After decades of research and development by scientists and innovators all over the world, photo voltaic panels, or solar panels, are finally coming into their own. This renewable – or green – energy system that uses the sun as its source rather than fossil fuels, has long been too expensive or not effective for places other than those that seem to be sunny all year long.
A 2015 report from MIT tracked the science, economics and infrastructure improvements in the US for solar panels. It states that from 2008-2015 prices for PVs fell from $4/ watt to $.50/ watt – a whopping 84% drop. Not only the panels, but the power inverters used to connect the panels to the grid also fell in price. Solar panel systems dropped between 50 – 70% in the same time frame.
In addition, according to the same report, solar panel installers are popping up all over the United States, both in the commercial and residential sectors, but especially the later.
Another indication that solar panel systems have arrived is the latest announcement from Google. Just days ago the tech giant announced their new solar map, Project Sunroof. By combining Google Maps, Google Earth, 3D modeling and machine learning, Google has created an easy-to-use online source for anyone who’s even curious about whether or not putting solar panels on their roof is viable. Through their analysis, Google has concluded that 79% of all roof tops in the US are technically viable for solar panels. Sunny states like Arizona and New Mexico are 90% viable, but other states that we assume will not support solar – like Pennsylvania and Minnesota – actually show a 60% viability for solar panels.
(Image credit: google.com/get/projectsunroof)

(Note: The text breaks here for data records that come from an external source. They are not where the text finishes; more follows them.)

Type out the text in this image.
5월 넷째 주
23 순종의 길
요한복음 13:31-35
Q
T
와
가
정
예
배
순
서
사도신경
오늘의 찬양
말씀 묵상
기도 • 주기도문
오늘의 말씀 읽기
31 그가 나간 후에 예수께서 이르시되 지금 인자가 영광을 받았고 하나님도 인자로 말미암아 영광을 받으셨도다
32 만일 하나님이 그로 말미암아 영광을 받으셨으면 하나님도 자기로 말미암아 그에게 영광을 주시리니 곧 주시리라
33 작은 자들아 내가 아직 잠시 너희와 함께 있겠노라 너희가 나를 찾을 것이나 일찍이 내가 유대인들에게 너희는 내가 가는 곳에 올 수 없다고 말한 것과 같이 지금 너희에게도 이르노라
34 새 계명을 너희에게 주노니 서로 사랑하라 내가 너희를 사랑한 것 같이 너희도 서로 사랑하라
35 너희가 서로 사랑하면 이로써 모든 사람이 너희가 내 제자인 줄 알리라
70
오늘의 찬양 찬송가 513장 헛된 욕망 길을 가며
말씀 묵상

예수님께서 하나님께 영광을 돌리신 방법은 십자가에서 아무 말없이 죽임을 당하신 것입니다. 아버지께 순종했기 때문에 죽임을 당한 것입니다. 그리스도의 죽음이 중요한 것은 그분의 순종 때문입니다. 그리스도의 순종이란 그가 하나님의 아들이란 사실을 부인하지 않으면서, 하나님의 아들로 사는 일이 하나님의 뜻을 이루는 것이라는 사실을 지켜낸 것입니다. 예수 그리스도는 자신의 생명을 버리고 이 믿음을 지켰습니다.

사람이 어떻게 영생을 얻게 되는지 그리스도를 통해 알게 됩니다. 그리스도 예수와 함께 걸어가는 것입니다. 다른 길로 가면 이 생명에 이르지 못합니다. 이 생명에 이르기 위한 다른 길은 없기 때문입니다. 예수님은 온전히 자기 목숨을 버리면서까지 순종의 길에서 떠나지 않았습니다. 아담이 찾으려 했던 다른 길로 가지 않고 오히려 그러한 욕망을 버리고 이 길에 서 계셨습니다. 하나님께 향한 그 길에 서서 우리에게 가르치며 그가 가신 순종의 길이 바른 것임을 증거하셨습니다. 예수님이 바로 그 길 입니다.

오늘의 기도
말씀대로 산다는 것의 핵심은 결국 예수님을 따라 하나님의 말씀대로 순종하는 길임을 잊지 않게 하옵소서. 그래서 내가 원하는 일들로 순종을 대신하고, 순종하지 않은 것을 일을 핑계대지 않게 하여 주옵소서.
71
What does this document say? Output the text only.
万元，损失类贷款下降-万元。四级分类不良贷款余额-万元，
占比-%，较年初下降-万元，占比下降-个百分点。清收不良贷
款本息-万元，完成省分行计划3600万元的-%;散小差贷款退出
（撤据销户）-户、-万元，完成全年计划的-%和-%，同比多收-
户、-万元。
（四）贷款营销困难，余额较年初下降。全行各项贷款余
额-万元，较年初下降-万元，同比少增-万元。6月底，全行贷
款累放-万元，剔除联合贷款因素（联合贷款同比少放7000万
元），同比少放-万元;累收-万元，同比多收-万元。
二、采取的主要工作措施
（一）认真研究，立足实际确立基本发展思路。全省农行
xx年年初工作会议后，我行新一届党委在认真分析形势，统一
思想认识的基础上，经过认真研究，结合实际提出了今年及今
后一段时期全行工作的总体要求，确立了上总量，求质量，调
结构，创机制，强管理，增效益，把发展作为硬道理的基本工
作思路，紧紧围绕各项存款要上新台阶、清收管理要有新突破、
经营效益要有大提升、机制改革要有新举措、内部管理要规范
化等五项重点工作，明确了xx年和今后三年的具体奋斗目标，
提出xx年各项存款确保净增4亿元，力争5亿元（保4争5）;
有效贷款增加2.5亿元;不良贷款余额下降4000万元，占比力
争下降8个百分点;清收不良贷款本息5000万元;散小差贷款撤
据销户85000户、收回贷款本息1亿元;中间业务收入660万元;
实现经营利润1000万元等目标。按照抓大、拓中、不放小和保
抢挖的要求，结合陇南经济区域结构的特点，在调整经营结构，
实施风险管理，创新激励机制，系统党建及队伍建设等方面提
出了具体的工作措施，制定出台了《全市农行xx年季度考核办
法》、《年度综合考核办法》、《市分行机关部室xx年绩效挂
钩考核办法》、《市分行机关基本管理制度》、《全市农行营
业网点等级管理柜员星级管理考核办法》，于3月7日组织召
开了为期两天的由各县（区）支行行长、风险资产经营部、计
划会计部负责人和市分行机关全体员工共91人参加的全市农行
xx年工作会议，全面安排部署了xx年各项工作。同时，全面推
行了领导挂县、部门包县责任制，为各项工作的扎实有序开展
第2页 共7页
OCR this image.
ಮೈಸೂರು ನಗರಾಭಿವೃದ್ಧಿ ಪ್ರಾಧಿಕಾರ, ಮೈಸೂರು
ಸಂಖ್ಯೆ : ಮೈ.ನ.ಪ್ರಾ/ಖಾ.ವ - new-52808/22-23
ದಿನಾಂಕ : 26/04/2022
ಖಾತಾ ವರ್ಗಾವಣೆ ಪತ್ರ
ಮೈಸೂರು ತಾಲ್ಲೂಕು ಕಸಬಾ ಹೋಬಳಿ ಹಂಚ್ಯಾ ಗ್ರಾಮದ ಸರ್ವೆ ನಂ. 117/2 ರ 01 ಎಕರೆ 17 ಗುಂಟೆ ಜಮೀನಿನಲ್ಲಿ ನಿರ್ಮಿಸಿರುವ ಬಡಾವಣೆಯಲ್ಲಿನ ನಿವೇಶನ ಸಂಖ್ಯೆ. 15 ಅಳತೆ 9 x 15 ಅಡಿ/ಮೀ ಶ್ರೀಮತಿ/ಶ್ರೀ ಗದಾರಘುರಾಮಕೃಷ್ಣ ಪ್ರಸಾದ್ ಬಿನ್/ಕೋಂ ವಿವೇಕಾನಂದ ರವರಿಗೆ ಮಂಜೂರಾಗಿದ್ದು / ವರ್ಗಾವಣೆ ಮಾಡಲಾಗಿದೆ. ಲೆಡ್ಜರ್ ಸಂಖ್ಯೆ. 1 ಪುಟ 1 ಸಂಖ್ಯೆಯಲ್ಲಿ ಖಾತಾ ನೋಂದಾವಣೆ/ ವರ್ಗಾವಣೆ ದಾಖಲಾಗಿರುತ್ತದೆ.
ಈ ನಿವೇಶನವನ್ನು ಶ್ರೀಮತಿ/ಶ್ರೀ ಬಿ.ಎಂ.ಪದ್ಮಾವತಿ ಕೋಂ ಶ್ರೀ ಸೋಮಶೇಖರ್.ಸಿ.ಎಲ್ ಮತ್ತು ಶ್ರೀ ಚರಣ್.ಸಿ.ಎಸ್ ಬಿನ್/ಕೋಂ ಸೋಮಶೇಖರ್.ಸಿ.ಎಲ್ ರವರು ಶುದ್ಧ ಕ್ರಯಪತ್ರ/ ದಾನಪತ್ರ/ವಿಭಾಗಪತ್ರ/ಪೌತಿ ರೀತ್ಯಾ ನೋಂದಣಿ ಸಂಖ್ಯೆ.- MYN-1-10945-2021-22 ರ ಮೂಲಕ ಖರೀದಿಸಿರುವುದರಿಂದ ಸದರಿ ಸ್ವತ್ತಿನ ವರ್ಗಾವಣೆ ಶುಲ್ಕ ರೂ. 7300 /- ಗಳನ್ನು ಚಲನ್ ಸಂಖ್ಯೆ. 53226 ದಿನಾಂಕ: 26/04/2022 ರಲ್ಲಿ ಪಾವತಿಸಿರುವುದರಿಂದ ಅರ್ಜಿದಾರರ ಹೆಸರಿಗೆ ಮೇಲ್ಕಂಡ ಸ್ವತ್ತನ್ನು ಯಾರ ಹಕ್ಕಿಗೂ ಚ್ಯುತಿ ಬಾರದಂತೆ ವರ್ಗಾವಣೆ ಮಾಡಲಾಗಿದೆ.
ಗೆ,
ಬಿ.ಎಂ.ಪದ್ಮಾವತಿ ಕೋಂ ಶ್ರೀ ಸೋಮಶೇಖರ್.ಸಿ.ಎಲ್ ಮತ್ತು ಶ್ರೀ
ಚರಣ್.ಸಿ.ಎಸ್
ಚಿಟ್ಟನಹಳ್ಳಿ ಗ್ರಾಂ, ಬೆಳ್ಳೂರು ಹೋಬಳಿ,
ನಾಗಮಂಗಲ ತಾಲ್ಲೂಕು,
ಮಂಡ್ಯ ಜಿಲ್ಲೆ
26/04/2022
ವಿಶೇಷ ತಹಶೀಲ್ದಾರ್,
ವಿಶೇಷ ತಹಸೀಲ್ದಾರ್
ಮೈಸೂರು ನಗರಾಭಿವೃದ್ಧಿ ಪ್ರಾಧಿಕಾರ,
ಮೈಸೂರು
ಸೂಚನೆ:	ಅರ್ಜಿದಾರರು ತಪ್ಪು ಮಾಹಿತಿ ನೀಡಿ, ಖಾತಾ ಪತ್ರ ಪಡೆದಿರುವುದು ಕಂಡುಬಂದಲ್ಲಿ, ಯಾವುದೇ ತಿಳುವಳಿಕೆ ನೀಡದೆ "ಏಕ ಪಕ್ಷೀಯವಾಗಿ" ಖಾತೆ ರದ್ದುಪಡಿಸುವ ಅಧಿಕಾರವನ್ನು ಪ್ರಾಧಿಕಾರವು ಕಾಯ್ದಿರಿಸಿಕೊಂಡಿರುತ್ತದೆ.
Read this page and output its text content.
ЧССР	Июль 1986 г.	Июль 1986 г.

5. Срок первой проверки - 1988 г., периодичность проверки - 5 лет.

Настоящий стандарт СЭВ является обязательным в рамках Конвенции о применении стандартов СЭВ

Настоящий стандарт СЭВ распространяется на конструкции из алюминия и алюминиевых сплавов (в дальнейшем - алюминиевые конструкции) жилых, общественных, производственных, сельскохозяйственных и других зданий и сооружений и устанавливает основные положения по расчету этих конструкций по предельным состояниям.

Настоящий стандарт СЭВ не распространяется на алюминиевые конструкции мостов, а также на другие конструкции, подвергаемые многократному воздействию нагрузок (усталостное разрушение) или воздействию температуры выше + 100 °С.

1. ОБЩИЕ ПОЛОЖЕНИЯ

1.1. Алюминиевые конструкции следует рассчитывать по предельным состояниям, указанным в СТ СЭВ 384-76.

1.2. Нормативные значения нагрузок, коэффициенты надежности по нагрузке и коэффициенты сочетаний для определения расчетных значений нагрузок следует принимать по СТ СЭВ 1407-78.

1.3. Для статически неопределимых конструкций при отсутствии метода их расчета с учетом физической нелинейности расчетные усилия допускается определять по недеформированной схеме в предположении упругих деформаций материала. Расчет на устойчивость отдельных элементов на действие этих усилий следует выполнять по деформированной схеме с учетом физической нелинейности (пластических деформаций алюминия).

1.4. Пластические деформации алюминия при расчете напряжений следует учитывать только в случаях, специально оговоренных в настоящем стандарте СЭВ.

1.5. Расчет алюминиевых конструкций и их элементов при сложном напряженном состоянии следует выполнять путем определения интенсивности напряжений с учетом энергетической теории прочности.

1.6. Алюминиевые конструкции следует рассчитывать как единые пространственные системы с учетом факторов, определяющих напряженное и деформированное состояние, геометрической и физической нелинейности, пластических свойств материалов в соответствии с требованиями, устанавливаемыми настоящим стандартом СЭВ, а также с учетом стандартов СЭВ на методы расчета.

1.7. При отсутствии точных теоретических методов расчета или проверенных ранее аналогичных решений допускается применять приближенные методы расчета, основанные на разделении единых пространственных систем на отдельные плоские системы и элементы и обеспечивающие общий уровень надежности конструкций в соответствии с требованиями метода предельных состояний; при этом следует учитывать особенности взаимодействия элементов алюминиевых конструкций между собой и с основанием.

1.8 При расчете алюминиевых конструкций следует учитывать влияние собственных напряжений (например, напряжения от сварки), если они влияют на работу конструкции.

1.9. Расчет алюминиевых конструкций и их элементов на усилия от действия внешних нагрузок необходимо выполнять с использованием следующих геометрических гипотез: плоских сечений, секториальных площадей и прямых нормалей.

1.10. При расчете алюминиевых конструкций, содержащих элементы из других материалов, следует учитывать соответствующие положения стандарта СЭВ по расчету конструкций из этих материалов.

But what about the solar panels themselves? Many of us have an image of large, unsightly black panels stuck to roofs or super reflective panels that make up a large solar array in the desert. Solar panels systems are being redesigned as new technological breakthroughs happen. Tesla in partnership with Solar City, for example, has designed solar roof tiles that mimic the look of traditional roofing materials like clay tile, slate and shingles. Instead of large, black panels, these smaller glass tiles look good from the street but provide energy to the home. Though they are marketed as affordable, actual sales of this product are projected to start in April of this year, so the cost is yet to be confirmed.
(Image credit: tesla.com)
These are just three examples of the big advancements solar power has made. This is good news as our planet continues to show signs of stress due to climate change. Take the time to look at these resources and products and decide for yourself how viable solar power can be.